Aleppo, Syria's largest city and its commercial capital, has been the site of fierce fighting for more than two months now, but the FSA and government troops have been locked in a stalemate for several weeks, the Associated Press reports.
"The fighting is unprecedented and has not stopped since Thursday. The clashes used to be limited to one or two blocks of a district, but now the fighting is on several fronts," said [Syrian Observatory for Human Rights] director Rami Abdel Rahman.
Residents in the central districts of Sulimaniyeh and Sayyid Ali, previously spared the worst of fighting, also told AFP that the violence and mortar fire from rebels was "unprecedented".

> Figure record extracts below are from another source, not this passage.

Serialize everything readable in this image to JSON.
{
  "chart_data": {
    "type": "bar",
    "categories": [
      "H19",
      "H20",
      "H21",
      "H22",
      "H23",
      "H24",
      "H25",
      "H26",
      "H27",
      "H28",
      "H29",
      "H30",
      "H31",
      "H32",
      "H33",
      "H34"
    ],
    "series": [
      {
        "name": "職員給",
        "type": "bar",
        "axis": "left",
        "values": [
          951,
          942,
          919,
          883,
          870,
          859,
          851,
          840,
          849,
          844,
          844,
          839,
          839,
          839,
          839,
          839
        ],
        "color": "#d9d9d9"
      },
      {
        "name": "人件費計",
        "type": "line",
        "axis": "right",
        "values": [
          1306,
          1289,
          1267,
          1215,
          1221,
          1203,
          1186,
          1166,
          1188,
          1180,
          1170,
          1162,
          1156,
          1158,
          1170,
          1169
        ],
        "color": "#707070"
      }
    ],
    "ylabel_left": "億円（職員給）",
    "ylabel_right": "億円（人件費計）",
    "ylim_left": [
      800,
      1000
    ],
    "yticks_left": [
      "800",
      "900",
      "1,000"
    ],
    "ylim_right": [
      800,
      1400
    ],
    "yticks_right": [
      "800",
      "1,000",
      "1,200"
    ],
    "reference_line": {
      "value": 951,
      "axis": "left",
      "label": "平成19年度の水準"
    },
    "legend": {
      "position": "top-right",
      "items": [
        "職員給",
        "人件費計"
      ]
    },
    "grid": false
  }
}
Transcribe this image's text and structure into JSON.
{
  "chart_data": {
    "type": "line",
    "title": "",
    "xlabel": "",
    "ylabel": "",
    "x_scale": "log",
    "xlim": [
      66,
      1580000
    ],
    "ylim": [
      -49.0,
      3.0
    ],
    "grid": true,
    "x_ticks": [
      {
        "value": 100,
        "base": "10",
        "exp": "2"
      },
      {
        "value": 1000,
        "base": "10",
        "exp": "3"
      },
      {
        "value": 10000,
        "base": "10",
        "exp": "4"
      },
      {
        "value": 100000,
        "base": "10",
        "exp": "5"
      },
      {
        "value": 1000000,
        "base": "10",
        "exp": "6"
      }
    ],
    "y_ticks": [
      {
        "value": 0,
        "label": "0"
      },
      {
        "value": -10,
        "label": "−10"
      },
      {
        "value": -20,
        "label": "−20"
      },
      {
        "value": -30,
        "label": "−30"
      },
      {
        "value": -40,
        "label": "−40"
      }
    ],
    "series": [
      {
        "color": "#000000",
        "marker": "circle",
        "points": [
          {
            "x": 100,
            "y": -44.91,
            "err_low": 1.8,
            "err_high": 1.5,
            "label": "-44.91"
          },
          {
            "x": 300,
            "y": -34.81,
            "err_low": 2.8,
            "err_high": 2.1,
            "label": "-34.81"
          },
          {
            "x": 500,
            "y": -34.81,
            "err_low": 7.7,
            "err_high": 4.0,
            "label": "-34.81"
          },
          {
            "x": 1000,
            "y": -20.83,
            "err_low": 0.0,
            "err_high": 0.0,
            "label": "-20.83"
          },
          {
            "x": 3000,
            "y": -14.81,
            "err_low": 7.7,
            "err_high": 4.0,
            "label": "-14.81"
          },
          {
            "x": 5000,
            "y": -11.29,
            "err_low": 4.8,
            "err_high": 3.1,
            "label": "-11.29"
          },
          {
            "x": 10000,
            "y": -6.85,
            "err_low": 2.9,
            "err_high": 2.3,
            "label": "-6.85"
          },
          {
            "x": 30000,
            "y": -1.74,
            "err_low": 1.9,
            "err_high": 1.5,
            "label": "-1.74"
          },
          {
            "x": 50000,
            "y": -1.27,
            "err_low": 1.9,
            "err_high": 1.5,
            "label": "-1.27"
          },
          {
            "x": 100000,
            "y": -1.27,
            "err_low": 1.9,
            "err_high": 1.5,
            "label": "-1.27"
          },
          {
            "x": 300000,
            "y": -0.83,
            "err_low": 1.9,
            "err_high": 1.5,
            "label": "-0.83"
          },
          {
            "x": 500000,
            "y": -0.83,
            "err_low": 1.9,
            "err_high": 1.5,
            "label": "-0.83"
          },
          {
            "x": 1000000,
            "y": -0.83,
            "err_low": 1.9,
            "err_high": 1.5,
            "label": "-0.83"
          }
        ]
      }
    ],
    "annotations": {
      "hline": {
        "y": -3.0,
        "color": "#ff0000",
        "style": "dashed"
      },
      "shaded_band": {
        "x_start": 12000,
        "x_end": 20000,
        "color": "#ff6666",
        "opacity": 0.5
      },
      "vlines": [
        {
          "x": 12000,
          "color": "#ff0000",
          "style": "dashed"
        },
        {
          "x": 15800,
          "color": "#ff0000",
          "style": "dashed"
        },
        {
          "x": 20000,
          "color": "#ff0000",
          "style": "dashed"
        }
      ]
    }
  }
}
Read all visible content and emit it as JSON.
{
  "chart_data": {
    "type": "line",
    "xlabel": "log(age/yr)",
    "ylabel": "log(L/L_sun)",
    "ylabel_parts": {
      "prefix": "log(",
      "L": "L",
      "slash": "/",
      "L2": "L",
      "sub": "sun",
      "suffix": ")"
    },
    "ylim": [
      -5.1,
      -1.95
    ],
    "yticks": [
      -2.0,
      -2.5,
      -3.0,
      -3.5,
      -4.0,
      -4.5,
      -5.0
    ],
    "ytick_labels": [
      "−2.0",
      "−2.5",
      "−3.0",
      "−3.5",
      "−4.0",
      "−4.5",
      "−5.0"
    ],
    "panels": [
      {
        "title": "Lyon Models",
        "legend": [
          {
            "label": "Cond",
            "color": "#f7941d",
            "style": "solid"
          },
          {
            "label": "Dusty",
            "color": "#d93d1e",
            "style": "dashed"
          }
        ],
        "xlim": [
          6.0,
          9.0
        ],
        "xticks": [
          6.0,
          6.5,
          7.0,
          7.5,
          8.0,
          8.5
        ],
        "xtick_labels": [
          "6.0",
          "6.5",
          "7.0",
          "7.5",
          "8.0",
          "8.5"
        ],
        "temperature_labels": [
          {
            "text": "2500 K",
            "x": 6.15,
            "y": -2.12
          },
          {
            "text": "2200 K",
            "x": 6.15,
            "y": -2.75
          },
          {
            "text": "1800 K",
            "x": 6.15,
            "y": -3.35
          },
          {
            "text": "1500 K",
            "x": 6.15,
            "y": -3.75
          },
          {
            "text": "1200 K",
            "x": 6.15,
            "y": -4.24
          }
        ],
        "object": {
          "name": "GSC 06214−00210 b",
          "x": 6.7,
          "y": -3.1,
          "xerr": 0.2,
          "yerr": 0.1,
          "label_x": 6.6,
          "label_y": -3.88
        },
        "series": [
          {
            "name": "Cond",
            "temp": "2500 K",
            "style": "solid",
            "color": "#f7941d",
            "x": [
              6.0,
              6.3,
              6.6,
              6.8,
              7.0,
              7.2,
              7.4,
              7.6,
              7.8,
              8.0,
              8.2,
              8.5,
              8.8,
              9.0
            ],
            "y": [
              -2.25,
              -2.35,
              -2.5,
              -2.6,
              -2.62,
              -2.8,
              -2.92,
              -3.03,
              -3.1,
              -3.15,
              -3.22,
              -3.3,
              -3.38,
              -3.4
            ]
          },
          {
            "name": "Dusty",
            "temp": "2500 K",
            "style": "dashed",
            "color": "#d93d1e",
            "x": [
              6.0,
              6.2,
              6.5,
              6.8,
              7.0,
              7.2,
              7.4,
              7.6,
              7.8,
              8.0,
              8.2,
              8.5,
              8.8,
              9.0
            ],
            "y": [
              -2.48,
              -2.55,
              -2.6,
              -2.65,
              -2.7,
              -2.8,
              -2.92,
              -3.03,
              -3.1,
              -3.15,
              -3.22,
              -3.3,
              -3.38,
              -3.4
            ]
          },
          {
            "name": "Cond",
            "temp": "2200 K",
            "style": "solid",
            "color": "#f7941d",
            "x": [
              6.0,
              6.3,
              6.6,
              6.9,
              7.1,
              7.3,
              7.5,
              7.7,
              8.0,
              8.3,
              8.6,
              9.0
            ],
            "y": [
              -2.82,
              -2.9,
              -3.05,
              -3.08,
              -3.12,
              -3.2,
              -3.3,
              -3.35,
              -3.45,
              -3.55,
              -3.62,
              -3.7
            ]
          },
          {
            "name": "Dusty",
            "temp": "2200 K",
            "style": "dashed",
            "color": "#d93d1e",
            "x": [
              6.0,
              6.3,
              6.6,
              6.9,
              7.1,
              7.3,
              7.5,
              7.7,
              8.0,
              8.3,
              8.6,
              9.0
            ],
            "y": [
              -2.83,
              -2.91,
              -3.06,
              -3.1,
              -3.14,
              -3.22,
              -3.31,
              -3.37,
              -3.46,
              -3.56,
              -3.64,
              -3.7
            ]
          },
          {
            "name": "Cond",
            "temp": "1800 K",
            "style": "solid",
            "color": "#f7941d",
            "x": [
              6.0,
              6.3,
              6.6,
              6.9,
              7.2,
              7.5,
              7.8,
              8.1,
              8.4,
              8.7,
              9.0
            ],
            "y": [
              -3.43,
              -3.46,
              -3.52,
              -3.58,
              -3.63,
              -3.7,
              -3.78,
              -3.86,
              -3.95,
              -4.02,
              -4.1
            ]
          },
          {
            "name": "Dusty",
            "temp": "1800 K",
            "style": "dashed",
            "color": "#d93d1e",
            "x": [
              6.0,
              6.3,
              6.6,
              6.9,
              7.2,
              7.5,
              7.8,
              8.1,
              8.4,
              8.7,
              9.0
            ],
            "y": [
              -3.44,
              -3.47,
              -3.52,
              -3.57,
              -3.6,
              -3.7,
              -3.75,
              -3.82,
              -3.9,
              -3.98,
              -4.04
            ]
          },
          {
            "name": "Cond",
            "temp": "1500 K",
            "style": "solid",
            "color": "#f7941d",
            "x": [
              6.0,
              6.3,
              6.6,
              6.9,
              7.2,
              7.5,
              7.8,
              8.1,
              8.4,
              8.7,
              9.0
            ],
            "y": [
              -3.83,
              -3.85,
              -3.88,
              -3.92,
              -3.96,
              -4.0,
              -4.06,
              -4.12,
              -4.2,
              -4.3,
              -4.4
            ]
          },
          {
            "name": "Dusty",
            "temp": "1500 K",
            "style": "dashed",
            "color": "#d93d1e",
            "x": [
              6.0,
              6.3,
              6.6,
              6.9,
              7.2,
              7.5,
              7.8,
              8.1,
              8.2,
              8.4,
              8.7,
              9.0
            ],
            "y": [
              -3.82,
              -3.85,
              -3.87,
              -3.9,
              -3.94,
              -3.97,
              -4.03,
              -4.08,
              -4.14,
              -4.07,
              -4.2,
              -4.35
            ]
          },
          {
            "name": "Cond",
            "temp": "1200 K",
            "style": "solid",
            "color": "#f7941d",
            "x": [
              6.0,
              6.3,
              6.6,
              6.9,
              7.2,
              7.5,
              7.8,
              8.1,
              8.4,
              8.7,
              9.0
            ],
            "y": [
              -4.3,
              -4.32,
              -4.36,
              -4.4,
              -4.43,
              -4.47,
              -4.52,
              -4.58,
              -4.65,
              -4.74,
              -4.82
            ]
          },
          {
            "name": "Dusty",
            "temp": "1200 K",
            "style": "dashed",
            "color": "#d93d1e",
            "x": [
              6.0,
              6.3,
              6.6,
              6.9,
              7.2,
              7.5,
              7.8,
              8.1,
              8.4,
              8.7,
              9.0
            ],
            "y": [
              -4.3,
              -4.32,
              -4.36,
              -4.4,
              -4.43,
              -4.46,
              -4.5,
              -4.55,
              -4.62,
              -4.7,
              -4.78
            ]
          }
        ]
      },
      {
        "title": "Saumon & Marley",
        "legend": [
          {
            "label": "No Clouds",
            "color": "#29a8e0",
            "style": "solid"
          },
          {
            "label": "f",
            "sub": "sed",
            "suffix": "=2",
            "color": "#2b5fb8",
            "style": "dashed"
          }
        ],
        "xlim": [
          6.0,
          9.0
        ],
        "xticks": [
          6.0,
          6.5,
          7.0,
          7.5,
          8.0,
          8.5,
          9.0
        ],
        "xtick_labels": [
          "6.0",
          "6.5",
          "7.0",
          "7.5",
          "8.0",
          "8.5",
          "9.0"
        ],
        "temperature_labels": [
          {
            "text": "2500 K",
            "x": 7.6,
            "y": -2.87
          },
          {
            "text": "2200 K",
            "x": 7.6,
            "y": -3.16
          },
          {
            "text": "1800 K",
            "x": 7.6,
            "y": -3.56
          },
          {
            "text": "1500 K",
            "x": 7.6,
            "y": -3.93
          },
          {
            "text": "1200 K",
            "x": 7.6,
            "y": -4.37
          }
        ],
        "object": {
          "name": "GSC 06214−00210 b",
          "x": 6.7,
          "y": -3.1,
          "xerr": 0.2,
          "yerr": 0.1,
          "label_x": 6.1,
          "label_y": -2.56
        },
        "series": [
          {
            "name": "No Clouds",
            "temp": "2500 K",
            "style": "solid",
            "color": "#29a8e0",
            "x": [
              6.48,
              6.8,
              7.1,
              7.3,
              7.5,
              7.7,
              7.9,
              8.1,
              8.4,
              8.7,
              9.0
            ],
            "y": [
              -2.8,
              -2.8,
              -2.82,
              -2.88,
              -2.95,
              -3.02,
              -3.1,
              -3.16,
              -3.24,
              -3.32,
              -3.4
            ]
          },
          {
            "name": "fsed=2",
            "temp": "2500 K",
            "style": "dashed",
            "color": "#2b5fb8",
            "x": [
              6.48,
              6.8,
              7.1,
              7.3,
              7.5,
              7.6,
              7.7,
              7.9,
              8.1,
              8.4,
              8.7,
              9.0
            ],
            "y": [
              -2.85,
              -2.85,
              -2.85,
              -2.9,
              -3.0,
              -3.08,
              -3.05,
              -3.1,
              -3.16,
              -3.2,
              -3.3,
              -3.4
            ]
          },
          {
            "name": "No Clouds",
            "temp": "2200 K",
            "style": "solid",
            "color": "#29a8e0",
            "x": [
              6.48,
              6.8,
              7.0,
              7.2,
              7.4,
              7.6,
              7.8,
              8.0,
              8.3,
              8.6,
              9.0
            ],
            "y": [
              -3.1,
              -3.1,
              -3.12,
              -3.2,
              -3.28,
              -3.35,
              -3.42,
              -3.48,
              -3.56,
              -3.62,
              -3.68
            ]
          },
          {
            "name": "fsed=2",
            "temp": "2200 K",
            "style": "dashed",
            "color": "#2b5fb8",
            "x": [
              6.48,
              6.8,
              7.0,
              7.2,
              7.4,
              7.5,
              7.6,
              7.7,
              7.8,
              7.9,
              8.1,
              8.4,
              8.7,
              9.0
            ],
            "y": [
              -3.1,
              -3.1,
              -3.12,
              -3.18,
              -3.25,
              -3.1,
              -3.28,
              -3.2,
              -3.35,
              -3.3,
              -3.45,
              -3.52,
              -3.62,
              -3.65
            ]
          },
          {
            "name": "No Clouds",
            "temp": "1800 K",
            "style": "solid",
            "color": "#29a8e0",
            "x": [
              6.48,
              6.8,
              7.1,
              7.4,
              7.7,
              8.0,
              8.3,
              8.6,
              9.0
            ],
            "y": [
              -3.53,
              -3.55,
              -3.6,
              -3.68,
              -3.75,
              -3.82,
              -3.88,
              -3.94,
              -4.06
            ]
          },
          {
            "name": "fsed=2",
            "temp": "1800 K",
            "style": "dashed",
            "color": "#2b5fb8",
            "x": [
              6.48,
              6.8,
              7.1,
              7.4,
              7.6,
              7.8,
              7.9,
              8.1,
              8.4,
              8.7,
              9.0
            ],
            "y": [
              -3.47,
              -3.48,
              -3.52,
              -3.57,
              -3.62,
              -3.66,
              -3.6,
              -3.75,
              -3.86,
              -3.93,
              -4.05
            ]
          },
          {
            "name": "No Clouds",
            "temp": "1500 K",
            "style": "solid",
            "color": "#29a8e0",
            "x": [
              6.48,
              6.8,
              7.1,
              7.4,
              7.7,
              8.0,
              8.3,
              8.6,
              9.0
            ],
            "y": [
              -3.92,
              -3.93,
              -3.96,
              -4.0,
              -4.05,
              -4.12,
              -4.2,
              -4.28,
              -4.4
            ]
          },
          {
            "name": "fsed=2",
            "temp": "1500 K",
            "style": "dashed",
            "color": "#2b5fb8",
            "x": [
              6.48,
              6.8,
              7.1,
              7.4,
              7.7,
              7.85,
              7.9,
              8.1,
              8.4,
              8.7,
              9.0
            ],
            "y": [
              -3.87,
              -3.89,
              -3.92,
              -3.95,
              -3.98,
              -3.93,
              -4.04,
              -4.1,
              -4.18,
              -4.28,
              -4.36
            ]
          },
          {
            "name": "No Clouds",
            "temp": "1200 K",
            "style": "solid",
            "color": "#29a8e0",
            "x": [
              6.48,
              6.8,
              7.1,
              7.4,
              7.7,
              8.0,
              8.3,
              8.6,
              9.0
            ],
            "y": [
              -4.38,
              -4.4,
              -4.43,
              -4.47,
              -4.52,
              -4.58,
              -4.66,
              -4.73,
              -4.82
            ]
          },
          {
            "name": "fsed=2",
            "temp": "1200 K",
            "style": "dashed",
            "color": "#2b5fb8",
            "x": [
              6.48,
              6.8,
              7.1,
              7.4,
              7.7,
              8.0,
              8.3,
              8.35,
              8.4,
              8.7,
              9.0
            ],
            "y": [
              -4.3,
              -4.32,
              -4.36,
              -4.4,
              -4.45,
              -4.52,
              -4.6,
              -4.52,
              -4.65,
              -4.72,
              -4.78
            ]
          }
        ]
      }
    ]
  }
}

"The sound from the fighting and the gunfire has been non-stop. Everyone is terrified. I have never heard anything like this before," said a 30-year-old resident of Sulimaniyeh who only identified himself as Ziad.
"This is the first time I have seen something like this in Sayyid Ali. Normally there are two or three mortars. But last night the intensity was unprecedented," another resident told AFP on condition of anonymity.
Meanwhile, as the country experienced one of its deadliest days yet on Wednesday, the United Nations announced that if Syrians continue to flee at the same rate they have been, it expects the number of registered refugees to more than double by the end of the year, reaching 710,000, according to The New York Times.
“This is not business as usual,” [Panos Moumtzis, the agency’s regional coordinator for Syrian refugees,] said. He appealed for $488 million to finance international relief efforts that have been overwhelmed by the speed and scale of the refugee flow.
The flight of Syrian refugees has repeatedly overrun United Nations estimates. Now, with security deteriorating further in Syria, refugees are leaving the country at a rate of 2,000 to 3,000 a day.